Who’s winning the presidential race? There’s an odd disconnect between the polls and the body language of the candidates. John Harris and Alexander Burns report from Tampa, “Republicans believe Obama’s governing defects should make a GOP victory virtually inevitable, but Romney’s political defects make it only a long-shot possibility.” Likewise, Mark Halperin, after extensive discussion with Obama’s campaign team, remains convinced that the campaign is not bluffing about its belief that it remains ahead in the race and unlikely to lose barring an unforeseen external event.

Could they be spinning? Possibly, though the more self-interested spin for Obama would probably emphasize the closeness of the race (send money! volunteer!) rather than the unlikelihood of defeat. In any case, the actual behavior of both campaigns suggests agreement on this point. Obama is running the same game plan he embarked on last year. Romney has changed things up, junking his original game plan — portraying Obama as a good guy over his head and hoping to make the election a referendum on the economy — to instead emphasize hard-edged attacks on the president and use Paul Ryan to shake up the race. So, however much Romney blusters, his deeds suggest a decided lack of confidence.

The curious thing is that this take is not reflected in the national polls. A Washington Post poll of registered voters yesterday had Romney leading by a point; a CBS poll today shows Obama up by one. Note that registered voters traditionally skew their picture toward the Democrats by around a couple percentage points, since not all registered voters cast a ballot, and Republicans are usually more likely than Democrats to show up at the polls. That would suggest that Romney is actually up by a couple points.

So, what gives?

The best explanation I can muster is that the polls are assuming a much different, and more GOP-friendly, electorate than either party. ABC’s poll assumes that 78 percent of registered voters are white. That is … a whole lot of white people. The white share of the electorate has been dropping steadily for more than twenty years — from 87 percent in 1992 to 83 percent in 1996 to 81 percent in 2000, 77 percent in 2004, and 74 percent four years ago. Ron Brownstein’s recent reporting suggests that both campaigns expect an electorate that’s about 74 percent white. The same problem seems to appear in numerous other polls. Many of them don’t release their racial breakdowns, but those that do seem to imply electorates far whiter than the campaigns are banking on.
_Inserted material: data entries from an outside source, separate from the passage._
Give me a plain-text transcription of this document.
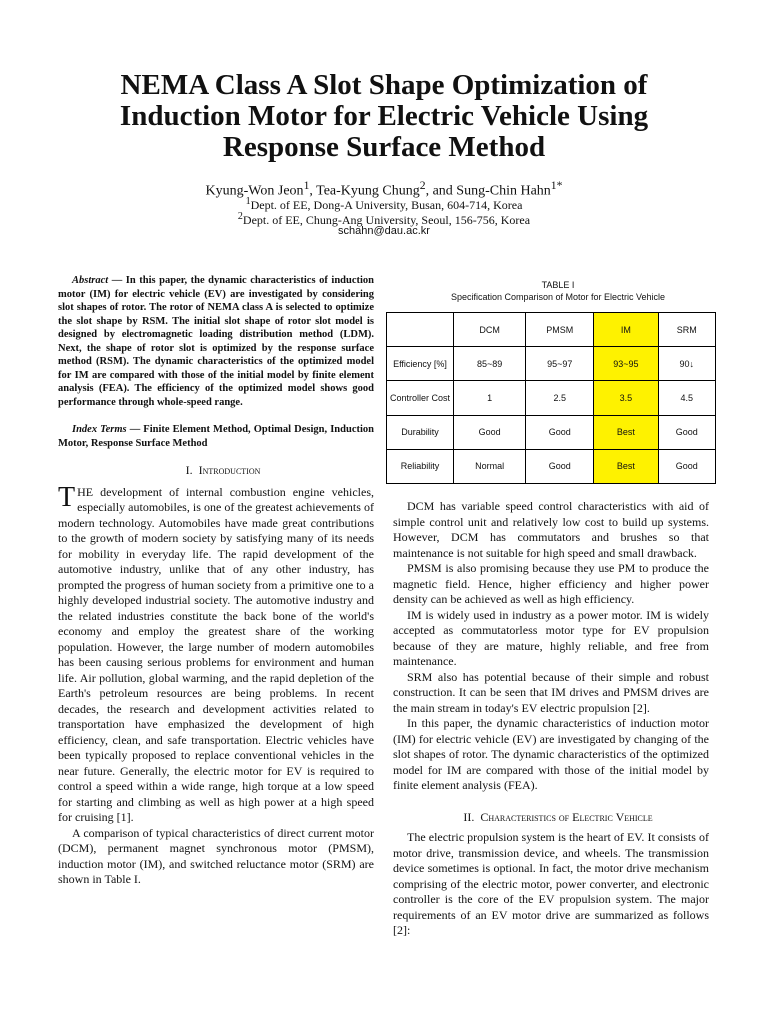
NEMA Class A Slot Shape Optimization of Induction Motor for Electric Vehicle Using Response Surface Method
Kyung-Won Jeon$^1$, Tea-Kyung Chung$^2$, and Sung-Chin Hahn$^{1*}$
$^1$Dept. of EE, Dong-A University, Busan, 604-714, Korea
$^2$Dept. of EE, Chung-Ang University, Seoul, 156-756, Korea
schahn@dau.ac.kr

Abstract — In this paper, the dynamic characteristics of induction motor (IM) for electric vehicle (EV) are investigated by considering slot shapes of rotor. The rotor of NEMA class A is selected to optimize the slot shape by RSM. The initial slot shape of rotor slot model is designed by electromagnetic loading distribution method (LDM). Next, the shape of rotor slot is optimized by the response surface method (RSM). The dynamic characteristics of the optimized model for IM are compared with those of the initial model by finite element analysis (FEA). The efficiency of the optimized model shows good performance through whole-speed range.

Index Terms — Finite Element Method, Optimal Design, Induction Motor, Response Surface Method

I. Introduction

THE development of internal combustion engine vehicles, especially automobiles, is one of the greatest achievements of modern technology. Automobiles have made great contributions to the growth of modern society by satisfying many of its needs for mobility in everyday life. The rapid development of the automotive industry, unlike that of any other industry, has prompted the progress of human society from a primitive one to a highly developed industrial society. The automotive industry and the related industries constitute the back bone of the world's economy and employ the greatest share of the working population. However, the large number of modern automobiles has been causing serious problems for environment and human life. Air pollution, global warming, and the rapid depletion of the Earth's petroleum resources are being problems. In recent decades, the research and development activities related to transportation have emphasized the development of high efficiency, clean, and safe transportation. Electric vehicles have been typically proposed to replace conventional vehicles in the near future. Generally, the electric motor for EV is required to control a speed within a wide range, high torque at a low speed for starting and climbing as well as high power at a high speed for cruising [1].

A comparison of typical characteristics of direct current motor (DCM), permanent magnet synchronous motor (PMSM), induction motor (IM), and switched reluctance motor (SRM) are shown in Table I.

TABLE I
Specification Comparison of Motor for Electric Vehicle
	DCM	PMSM	IM	SRM
Efficiency [%]	85~89	95~97	93~95	90↓
Controller Cost	1	2.5	3.5	4.5
Durability	Good	Good	Best	Good
Reliability	Normal	Good	Best	Good

DCM has variable speed control characteristics with aid of simple control unit and relatively low cost to build up systems. However, DCM has commutators and brushes so that maintenance is not suitable for high speed and small drawback.

PMSM is also promising because they use PM to produce the magnetic field. Hence, higher efficiency and higher power density can be achieved as well as high efficiency.

IM is widely used in industry as a power motor. IM is widely accepted as commutatorless motor type for EV propulsion because of they are mature, highly reliable, and free from maintenance.

SRM also has potential because of their simple and robust construction. It can be seen that IM drives and PMSM drives are the main stream in today's EV electric propulsion [2].

In this paper, the dynamic characteristics of induction motor (IM) for electric vehicle (EV) are investigated by changing of the slot shapes of rotor. The dynamic characteristics of the optimized model for IM are compared with those of the initial model by finite element analysis (FEA).

II. Characteristics of Electric Vehicle

The electric propulsion system is the heart of EV. It consists of motor drive, transmission device, and wheels. The transmission device sometimes is optional. In fact, the motor drive mechanism comprising of the electric motor, power converter, and electronic controller is the core of the EV propulsion system. The major requirements of an EV motor drive are summarized as follows [2]:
As pollster Mark Blumenthal has exhaustively shown, Gallup has systematically underweighted the number of minorities in its polls, due to technical issues related to the difficulty of finding and weighting poll respondents.
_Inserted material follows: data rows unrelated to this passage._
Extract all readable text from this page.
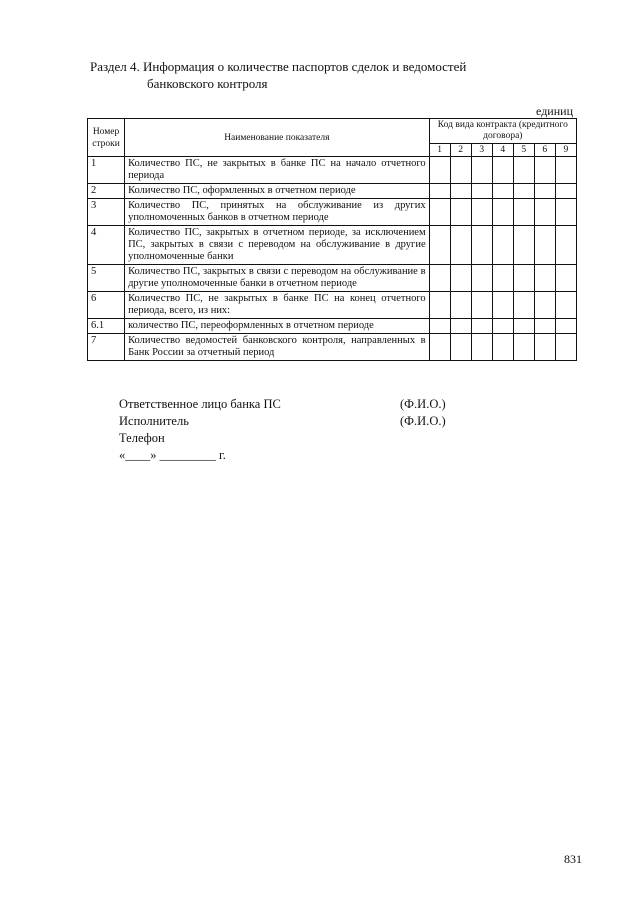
Раздел 4. Информация о количестве паспортов сделок и ведомостей
банковского контроля
единиц
Номер строки	Наименование показателя	Код вида контракта (кредитного договора)						
		1	2	3	4	5	6	9
1	Количество ПС, не закрытых в банке ПС на начало отчетного периода							
2	Количество ПС, оформленных в отчетном периоде							
3	Количество ПС, принятых на обслуживание из других уполномоченных банков в отчетном периоде							
4	Количество ПС, закрытых в отчетном периоде, за исключением ПС, закрытых в связи с переводом на обслуживание в другие уполномоченные банки							
5	Количество ПС, закрытых в связи с переводом на обслуживание в другие уполномоченные банки в отчетном периоде							
6	Количество ПС, не закрытых в банке ПС на конец отчетного периода, всего, из них:							
6.1	количество ПС, переоформленных в отчетном периоде							
7	Количество ведомостей банковского контроля, направленных в Банк России за отчетный период							
Ответственное лицо банка ПС	(Ф.И.О.)
Исполнитель	(Ф.И.О.)
Телефон
«____» _________ г.
831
Now, we don’t know what the racial composition of the electorate will look like. But it is utterly key. Assuming the 74 percent white makeup, and further assuming that Obama’s standing among nonwhite voters holds up as it has with high consistency, then Romney needs to win white voters by more than 20 points, perhaps by around 22 points, in order to prevail. Few polls show him doing that. The ABC poll has him winning whites by eighteen points.

Again, the racial composition of the electorate is a guess. It’s possible that nonwhite voters just won’t show up in the numbers either campaign seems to expect. But the best explanation I can come up with for the gap between the polls, on the one hand, and the apparent confidence of Obama’s camp (and the lack of confident in Romney’s revealed behavior) on the other, it’s that the polls are showing more white people than either campaign projects.